Meskipun undangan dari Kemenkes tidak diterima, Sudarto mengungkapkan bahwa pihaknya telah mengirimkan sekitar 20.000 masukan tertulis melalui situs resmi Kemenkes. Ia berharap masukan ini dapat dipertimbangkan secara serius oleh pemerintah.

Lebih lanjut, Sudarto menilai Kemenkes kurang transparan dalam mengelola informasi terkait masukan yang diterima melalui platform PartisipasiSehat, yang sering kali mengalami masalah teknis. “Kami sudah mengajukan hampir 20 ribu masukan untuk menolak PP 28 dan RPMK, termasuk mengenai kebijakan kemasan rokok polos tanpa merek.

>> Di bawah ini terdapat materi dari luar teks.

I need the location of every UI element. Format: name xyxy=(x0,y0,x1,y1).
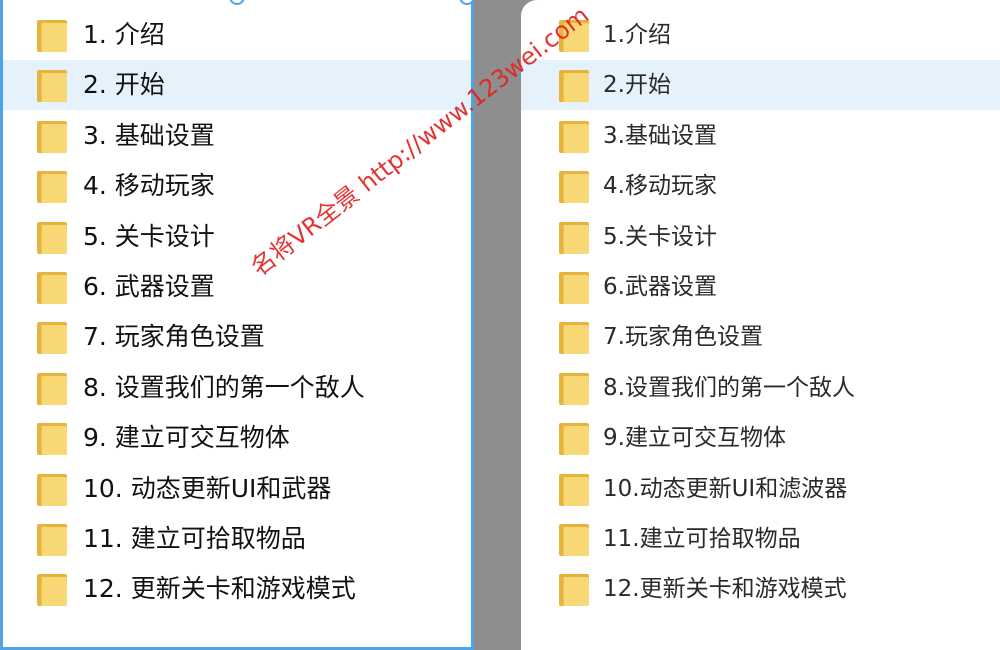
folder-icon xyxy=(559,574,589,607)
folder-name: 10.动态更新UI和滤波器 xyxy=(603,475,848,502)
folder-name: 3. 基础设置 xyxy=(83,120,215,150)
folder-row[interactable]: 3. 基础设置 xyxy=(3,111,471,161)
folder-icon xyxy=(37,473,67,506)
folder-name: 9.建立可交互物体 xyxy=(603,425,786,452)
folder-row[interactable]: 11. 建立可拾取物品 xyxy=(3,514,471,564)
folder-row[interactable]: 5.关卡设计 xyxy=(521,212,1000,262)
folder-icon xyxy=(37,221,67,254)
folder-row[interactable]: 8. 设置我们的第一个敌人 xyxy=(3,363,471,413)
folder-row[interactable]: 4. 移动玩家 xyxy=(3,161,471,211)
folder-row[interactable]: 7.玩家角色设置 xyxy=(521,312,1000,362)
folder-name: 5.关卡设计 xyxy=(603,223,717,250)
folder-name: 7.玩家角色设置 xyxy=(603,324,763,351)
folder-name: 12.更新关卡和游戏模式 xyxy=(603,576,847,603)
folder-row[interactable]: 1. 介绍 xyxy=(3,10,471,60)
folder-row[interactable]: 12.更新关卡和游戏模式 xyxy=(521,564,1000,614)
folder-icon xyxy=(37,423,67,456)
folder-row[interactable]: 2.开始 xyxy=(521,60,1000,111)
folder-icon xyxy=(559,20,589,52)
folder-icon xyxy=(37,20,67,52)
right-folder-pane: 1.介绍 2.开始 3.基础设置 4.移动玩家 5.关卡设计 6.武器设置 7.玩家角色设置… xyxy=(521,0,1000,650)
folder-name: 1.介绍 xyxy=(603,22,671,48)
folder-row[interactable]: 7. 玩家角色设置 xyxy=(3,312,471,362)
folder-icon xyxy=(559,171,589,204)
folder-icon xyxy=(559,473,589,506)
folder-row[interactable]: 3.基础设置 xyxy=(521,111,1000,161)
folder-icon xyxy=(37,524,67,556)
folder-icon xyxy=(559,221,589,254)
folder-row[interactable]: 6.武器设置 xyxy=(521,262,1000,312)
folder-name: 7. 玩家角色设置 xyxy=(83,322,265,352)
folder-name: 11.建立可拾取物品 xyxy=(603,526,801,552)
folder-name: 8.设置我们的第一个敌人 xyxy=(603,374,855,401)
folder-name: 1. 介绍 xyxy=(83,20,165,49)
folder-name: 12. 更新关卡和游戏模式 xyxy=(83,574,356,604)
folder-icon xyxy=(559,120,589,153)
folder-icon xyxy=(559,322,589,355)
folder-icon xyxy=(37,70,67,103)
folder-icon xyxy=(37,574,67,607)
folder-name: 5. 关卡设计 xyxy=(83,221,215,251)
folder-icon xyxy=(559,524,589,556)
folder-row[interactable]: 10.动态更新UI和滤波器 xyxy=(521,464,1000,514)
left-folder-pane: 1. 介绍 2. 开始 3. 基础设置 4. 移动玩家 5. 关卡设计 6. 武器设置 7.… xyxy=(0,0,474,650)
folder-row[interactable]: 4.移动玩家 xyxy=(521,161,1000,211)
folder-icon xyxy=(559,70,589,103)
folder-name: 4. 移动玩家 xyxy=(83,171,215,201)
folder-name: 11. 建立可拾取物品 xyxy=(83,524,306,553)
folder-row[interactable]: 1.介绍 xyxy=(521,10,1000,60)
folder-name: 2. 开始 xyxy=(83,70,165,100)
folder-row[interactable]: 10. 动态更新UI和武器 xyxy=(3,464,471,514)
folder-icon xyxy=(37,171,67,204)
folder-row[interactable]: 5. 关卡设计 xyxy=(3,212,471,262)
folder-icon xyxy=(37,120,67,153)
folder-row[interactable]: 6. 武器设置 xyxy=(3,262,471,312)
folder-name: 8. 设置我们的第一个敌人 xyxy=(83,372,365,402)
folder-name: 10. 动态更新UI和武器 xyxy=(83,473,332,503)
folder-row[interactable]: 8.设置我们的第一个敌人 xyxy=(521,363,1000,413)
folder-icon xyxy=(559,423,589,456)
folder-icon xyxy=(37,372,67,405)
folder-row[interactable]: 2. 开始 xyxy=(3,60,471,111)
folder-name: 9. 建立可交互物体 xyxy=(83,423,290,453)
folder-icon xyxy=(559,272,589,304)
folder-icon xyxy=(37,322,67,355)
folder-name: 6. 武器设置 xyxy=(83,272,215,301)
folder-icon xyxy=(559,372,589,405)
folder-name: 2.开始 xyxy=(603,72,671,99)
folder-row[interactable]: 9. 建立可交互物体 xyxy=(3,413,471,463)
folder-name: 4.移动玩家 xyxy=(603,173,717,200)
folder-row[interactable]: 12. 更新关卡和游戏模式 xyxy=(3,564,471,614)
folder-name: 6.武器设置 xyxy=(603,274,717,300)
folder-icon xyxy=(37,272,67,304)
folder-row[interactable]: 11.建立可拾取物品 xyxy=(521,514,1000,564)
folder-row[interactable]: 9.建立可交互物体 xyxy=(521,413,1000,463)
folder-name: 3.基础设置 xyxy=(603,122,717,149)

Kami ingin penjelasan dari Menteri Kesehatan Budi Gunadi Sadikin tentang penolakan ini,” tegasnya.

Sudarto juga mendesak Kemenkes untuk berkoordinasi lebih efektif dengan kementerian lain dalam merumuskan kebijakan yang seimbang. “Kami minta agar aturan kemasan rokok polos tanpa merek dihapus dari RPMK dan PP 28/2024 ditinjau ulang,” tambahnya.

Sebagai langkah lanjutan, Sudarto menginginkan adanya ruang dialog yang konstruktif antara Kemenkes dan pekerja. Namun, jika upaya diplomasi ini tidak membuahkan hasil, ia menyatakan kesiapan untuk turun ke jalan menyuarakan tuntutan tersebut. “Kami ingin memulai dengan dialog, tetapi jika diabaikan, kami siap untuk bertindak tegas,” tegasnya.

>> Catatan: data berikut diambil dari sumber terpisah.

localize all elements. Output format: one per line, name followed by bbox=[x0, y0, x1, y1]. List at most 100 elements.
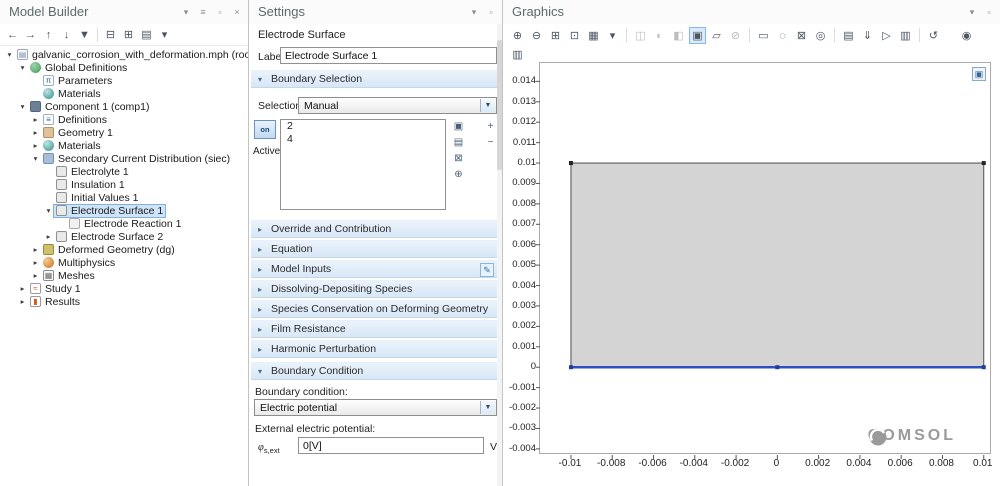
zoom-to-selection-icon[interactable]: ⊕ bbox=[451, 168, 466, 183]
copy-selection-icon[interactable]: ▣ bbox=[451, 120, 466, 135]
section-boundary-selection[interactable]: ▾ Boundary Selection bbox=[251, 70, 497, 88]
print-icon[interactable]: ▥ bbox=[509, 46, 526, 63]
select-lasso-icon[interactable]: ◌ bbox=[774, 27, 791, 44]
section-species-conservation-on-deforming-geometry[interactable]: ▸Species Conservation on Deforming Geome… bbox=[251, 300, 497, 318]
expand-all-icon[interactable]: ⊞ bbox=[120, 26, 137, 43]
float-panel-icon[interactable]: ▫ bbox=[213, 5, 227, 19]
tree-item-meshes[interactable]: ▸▦Meshes bbox=[0, 269, 248, 282]
collapse-arrow-icon[interactable]: ▾ bbox=[43, 206, 54, 215]
forward-icon[interactable]: → bbox=[22, 26, 39, 43]
hide-panel-icon[interactable]: × bbox=[230, 5, 244, 19]
reset-view-icon[interactable]: ↺ bbox=[925, 27, 942, 44]
section-equation[interactable]: ▸Equation bbox=[251, 240, 497, 258]
tree-item-geometry-1[interactable]: ▸Geometry 1 bbox=[0, 126, 248, 139]
tree-item-initial-values-1[interactable]: Initial Values 1 bbox=[0, 191, 248, 204]
settings-scrollbar[interactable] bbox=[497, 24, 502, 486]
selected-entity[interactable]: 4 bbox=[281, 133, 445, 146]
section-dissolving-depositing-species[interactable]: ▸Dissolving-Depositing Species bbox=[251, 280, 497, 298]
back-icon[interactable]: ← bbox=[4, 26, 21, 43]
collapse-arrow-icon[interactable]: ▾ bbox=[4, 50, 15, 59]
section-harmonic-perturbation[interactable]: ▸Harmonic Perturbation bbox=[251, 340, 497, 358]
zoom-box-icon[interactable]: ⊞ bbox=[547, 27, 564, 44]
animation-icon[interactable]: ▷ bbox=[878, 27, 895, 44]
clear-selection-icon[interactable]: ⊠ bbox=[451, 152, 466, 167]
tree-item-electrode-surface-2[interactable]: ▸Electrode Surface 2 bbox=[0, 230, 248, 243]
tree-item-label: Insulation 1 bbox=[71, 179, 125, 191]
selected-entity[interactable]: 2 bbox=[281, 120, 445, 133]
external-potential-input[interactable] bbox=[298, 437, 484, 454]
add-to-selection-icon[interactable]: + bbox=[483, 120, 498, 135]
deselect-box-icon[interactable]: ⊠ bbox=[793, 27, 810, 44]
expand-arrow-icon[interactable]: ▸ bbox=[17, 297, 28, 306]
tree-settings-icon[interactable]: ▤ bbox=[138, 26, 155, 43]
expand-arrow-icon[interactable]: ▸ bbox=[43, 232, 54, 241]
export-image-icon[interactable]: ⇓ bbox=[859, 27, 876, 44]
paste-selection-icon[interactable]: ▤ bbox=[451, 136, 466, 151]
move-down-icon[interactable]: ↓ bbox=[58, 26, 75, 43]
label-input[interactable] bbox=[280, 47, 497, 64]
tree-item-electrolyte-1[interactable]: Electrolyte 1 bbox=[0, 165, 248, 178]
expand-arrow-icon[interactable]: ▸ bbox=[30, 271, 41, 280]
camera-icon[interactable]: ◉ bbox=[958, 27, 975, 44]
expand-arrow-icon[interactable]: ▸ bbox=[17, 284, 28, 293]
selection-dropdown[interactable]: Manual ▼ bbox=[298, 97, 497, 114]
axis-limits-icon[interactable]: ▦ bbox=[585, 27, 602, 44]
expand-arrow-icon[interactable]: ▸ bbox=[30, 128, 41, 137]
print-plot-icon[interactable]: ▥ bbox=[897, 27, 914, 44]
geometry-plot-canvas[interactable] bbox=[540, 63, 992, 455]
tree-item-electrode-reaction-1[interactable]: Electrode Reaction 1 bbox=[0, 217, 248, 230]
tree-item-materials[interactable]: ▸Materials bbox=[0, 139, 248, 152]
tree-item-global-definitions[interactable]: ▾Global Definitions bbox=[0, 61, 248, 74]
tree-item-definitions[interactable]: ▸≡Definitions bbox=[0, 113, 248, 126]
geometry-plot[interactable]: ▣ COMSOL bbox=[539, 62, 991, 454]
model-tree-menu-icon[interactable]: ▾ bbox=[179, 5, 193, 19]
zoom-selected-icon[interactable]: ◎ bbox=[812, 27, 829, 44]
edit-model-inputs-icon[interactable]: ✎ bbox=[480, 263, 494, 277]
active-toggle[interactable]: on bbox=[254, 120, 276, 139]
float-panel-icon[interactable]: ▫ bbox=[982, 5, 996, 19]
boundary-condition-dropdown[interactable]: Electric potential ▼ bbox=[254, 399, 497, 416]
filter-icon[interactable]: ▼ bbox=[76, 26, 93, 43]
tree-item-results[interactable]: ▸▮Results bbox=[0, 295, 248, 308]
view-menu-icon[interactable]: ▾ bbox=[604, 27, 621, 44]
color-theme-icon: ◧ bbox=[670, 27, 687, 44]
panel-menu-icon[interactable]: ▾ bbox=[965, 5, 979, 19]
toolbar-toggle-icon[interactable]: ≡ bbox=[196, 5, 210, 19]
collapse-arrow-icon[interactable]: ▾ bbox=[30, 154, 41, 163]
remove-from-selection-icon[interactable]: − bbox=[483, 136, 498, 151]
section-boundary-condition[interactable]: ▾ Boundary Condition bbox=[251, 362, 497, 380]
tree-item-parameters[interactable]: πParameters bbox=[0, 74, 248, 87]
tree-item-study-1[interactable]: ▸≈Study 1 bbox=[0, 282, 248, 295]
tree-item-materials[interactable]: Materials bbox=[0, 87, 248, 100]
tree-item-secondary-current-distribution-siec[interactable]: ▾Secondary Current Distribution (siec) bbox=[0, 152, 248, 165]
float-panel-icon[interactable]: ▫ bbox=[484, 5, 498, 19]
deformed-icon bbox=[43, 244, 54, 255]
orthographic-projection-icon[interactable]: ▣ bbox=[689, 27, 706, 44]
tree-item-insulation-1[interactable]: Insulation 1 bbox=[0, 178, 248, 191]
zoom-extents-icon[interactable]: ⊡ bbox=[566, 27, 583, 44]
move-up-icon[interactable]: ↑ bbox=[40, 26, 57, 43]
panel-menu-icon[interactable]: ▾ bbox=[467, 5, 481, 19]
tree-settings-menu-icon[interactable]: ▾ bbox=[156, 26, 173, 43]
expand-arrow-icon[interactable]: ▸ bbox=[30, 245, 41, 254]
collapse-all-icon[interactable]: ⊟ bbox=[102, 26, 119, 43]
section-override-and-contribution[interactable]: ▸Override and Contribution bbox=[251, 220, 497, 238]
tree-item-deformed-geometry-dg[interactable]: ▸Deformed Geometry (dg) bbox=[0, 243, 248, 256]
collapse-arrow-icon[interactable]: ▾ bbox=[17, 63, 28, 72]
select-box-icon[interactable]: ▭ bbox=[755, 27, 772, 44]
plot-settings-icon[interactable]: ▤ bbox=[840, 27, 857, 44]
tree-item-component-1-comp1[interactable]: ▾Component 1 (comp1) bbox=[0, 100, 248, 113]
perspective-projection-icon[interactable]: ▱ bbox=[708, 27, 725, 44]
tree-item-multiphysics[interactable]: ▸Multiphysics bbox=[0, 256, 248, 269]
tree-item-galvanic-corrosion-with-deformation-mph-root[interactable]: ▾▤galvanic_corrosion_with_deformation.mp… bbox=[0, 48, 248, 61]
tree-item-electrode-surface-1[interactable]: ▾Electrode Surface 1 bbox=[0, 204, 248, 217]
expand-arrow-icon[interactable]: ▸ bbox=[30, 258, 41, 267]
expand-arrow-icon[interactable]: ▸ bbox=[30, 141, 41, 150]
zoom-out-icon[interactable]: ⊖ bbox=[528, 27, 545, 44]
expand-arrow-icon[interactable]: ▸ bbox=[30, 115, 41, 124]
zoom-in-icon[interactable]: ⊕ bbox=[509, 27, 526, 44]
collapse-arrow-icon[interactable]: ▾ bbox=[17, 102, 28, 111]
section-film-resistance[interactable]: ▸Film Resistance bbox=[251, 320, 497, 338]
selection-listbox[interactable]: 24 bbox=[280, 119, 446, 210]
section-model-inputs[interactable]: ▸Model Inputs✎ bbox=[251, 260, 497, 278]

Ia juga mengingatkan bahwa masalah dalam PP 28/2024 dan RPMK mencerminkan kelalaian pemerintah dalam mempertimbangkan dampak ekonomi regulasi terhadap pekerja dan industri. Sudarto khawatir kebijakan ini dapat mengakibatkan Pemutusan Hubungan Kerja (PHK) massal, merugikan banyak buruh.

Kekhawatiran ini sejalan dengan pernyataan Presiden Jokowi, yang baru-baru ini memperingatkan tentang potensi ancaman PHK pada tahun 2025. Dalam sambutannya di Kongres Ikatan Sarjana Ekonomi Indonesia (ISEI), Jokowi menyebutkan bahwa ancaman ini dapat mengakibatkan hilangnya 85 juta pekerjaan, di saat Indonesia bersiap menyambut bonus demografi pada 2030 yang membutuhkan banyak lapangan kerja. “Kita harus fokus mengelola ekonomi kita dengan baik,” tambahnya.